Gunnison nodded. Rachel Frye’s dirty and ragged dress had been light blue. “Did she get away from the man?”

“I think so … to be truthful, I couldn’t tell for sure. She went one way and he went another. But after I left, I suppose he could have chased her down again. By that point I’d done all I could and came back here.”

“Tell me where you saw them last.”

“You aren’t going looking for them, are you?”

“I am. Please tell me! It’s important.”

The man explained as best he could to a nonresident how to find the place where he’d finally abandoned his chase. Gunnison thanked him and headed off in that direction as fast as he could go.

But as he did, Gunnison wondered why he was doing this.

Although really he knew why: the idea of standing by while a woman was abused was something he would not tolerate. Especially one he knew, at least a little.

Even though Rachel had merely whisked in and out of his life like a cloud of dust on a breeze, he felt he knew her to some measure, and that she was therefore to a degree his special responsibility.

If some scoundrel was hurting Rachel, he’d have Alex Gunnison to face because of it.

*   *   *

He soon found the area the shopkeeper had described, and realized he’d been here during his previous Leadville sojourn.

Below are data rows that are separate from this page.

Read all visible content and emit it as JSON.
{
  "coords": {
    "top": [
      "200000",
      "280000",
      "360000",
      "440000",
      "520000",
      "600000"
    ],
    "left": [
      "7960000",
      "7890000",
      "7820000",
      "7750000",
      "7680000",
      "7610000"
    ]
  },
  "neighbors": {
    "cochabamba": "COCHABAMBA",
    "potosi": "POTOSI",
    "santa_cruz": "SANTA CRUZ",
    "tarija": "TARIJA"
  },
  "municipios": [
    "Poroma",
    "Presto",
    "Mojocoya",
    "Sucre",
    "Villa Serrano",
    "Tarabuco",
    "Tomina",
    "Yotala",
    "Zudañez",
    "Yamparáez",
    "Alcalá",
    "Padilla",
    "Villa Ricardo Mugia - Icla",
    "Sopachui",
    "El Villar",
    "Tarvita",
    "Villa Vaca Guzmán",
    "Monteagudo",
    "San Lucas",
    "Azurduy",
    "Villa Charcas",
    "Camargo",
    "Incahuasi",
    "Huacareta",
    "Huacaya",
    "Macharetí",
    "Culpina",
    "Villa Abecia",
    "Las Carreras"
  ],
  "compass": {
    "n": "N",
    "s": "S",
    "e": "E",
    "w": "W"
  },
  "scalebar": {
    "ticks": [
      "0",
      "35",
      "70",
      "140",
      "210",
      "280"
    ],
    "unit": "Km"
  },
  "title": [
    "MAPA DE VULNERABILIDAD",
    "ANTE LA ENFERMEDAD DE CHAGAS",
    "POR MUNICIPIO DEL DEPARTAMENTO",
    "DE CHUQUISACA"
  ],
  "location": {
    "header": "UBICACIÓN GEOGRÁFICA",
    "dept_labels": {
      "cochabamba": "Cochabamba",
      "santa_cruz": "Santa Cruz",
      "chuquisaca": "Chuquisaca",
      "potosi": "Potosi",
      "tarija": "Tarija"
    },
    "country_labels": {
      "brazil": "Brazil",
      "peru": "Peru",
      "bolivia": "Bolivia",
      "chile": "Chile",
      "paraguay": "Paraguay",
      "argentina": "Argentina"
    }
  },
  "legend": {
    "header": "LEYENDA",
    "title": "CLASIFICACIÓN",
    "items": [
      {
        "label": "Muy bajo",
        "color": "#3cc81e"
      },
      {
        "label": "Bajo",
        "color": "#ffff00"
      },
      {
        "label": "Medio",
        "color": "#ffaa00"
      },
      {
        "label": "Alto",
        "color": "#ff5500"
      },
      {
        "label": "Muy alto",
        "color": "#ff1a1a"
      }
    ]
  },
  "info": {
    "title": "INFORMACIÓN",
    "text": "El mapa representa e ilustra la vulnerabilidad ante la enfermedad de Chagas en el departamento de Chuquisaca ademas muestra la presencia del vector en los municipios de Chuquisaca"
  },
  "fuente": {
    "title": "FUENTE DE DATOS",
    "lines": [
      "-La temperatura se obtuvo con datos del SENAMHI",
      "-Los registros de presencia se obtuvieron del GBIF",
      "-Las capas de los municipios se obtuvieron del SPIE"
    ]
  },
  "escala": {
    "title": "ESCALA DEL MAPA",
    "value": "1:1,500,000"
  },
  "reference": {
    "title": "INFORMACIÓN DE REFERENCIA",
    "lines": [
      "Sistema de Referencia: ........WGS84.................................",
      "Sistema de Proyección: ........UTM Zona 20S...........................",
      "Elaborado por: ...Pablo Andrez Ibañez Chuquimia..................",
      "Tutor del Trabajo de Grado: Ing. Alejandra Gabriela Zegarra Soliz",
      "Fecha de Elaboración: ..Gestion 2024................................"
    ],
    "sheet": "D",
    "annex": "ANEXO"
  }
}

Not far from here had stood a billiard parlor that had burned. The area had changed a lot, but still had enough of its old landmarks to help him get his bearings.

But he didn’t see Rachel or her pursuer. Probably they’d gone a long way from here by now. He hoped she’d gotten away from him.

Gunnison stood there helpless and out of breath. He looked all around, wondering where she had gone, then sighed and knew he had to give up.

He headed for the street, frustrated in his helplessness. He couldn’t explain the mystery of Rachel Frye, but he instinctively felt a deep sympathy for her. He hoped it hadn’t been she the shopkeeper saw being beaten. He hoped she escaped whoever was pursuing her.

Gunnison stopped, turning. He’d heard something …

It was unmistakable. A woman’s outcries, a man’s grunted curses, the sound of something brutally thudding on flesh …

Gunnison ran back the way he’d come, leaped a fence, dodged around an outbuilding, avoided the bite of a frightened dog whose sleep he interrupted by stepping on its tail, then vaulted another fence.

There she was in a little empty, weedy grove along a back street, kneeling with her arms over her head to protect herself from the blows being rained down upon her by a burly, dark-bearded man with a stick in his hand. He cursed her with each blow, and she let out cries of terror and pain at every impact.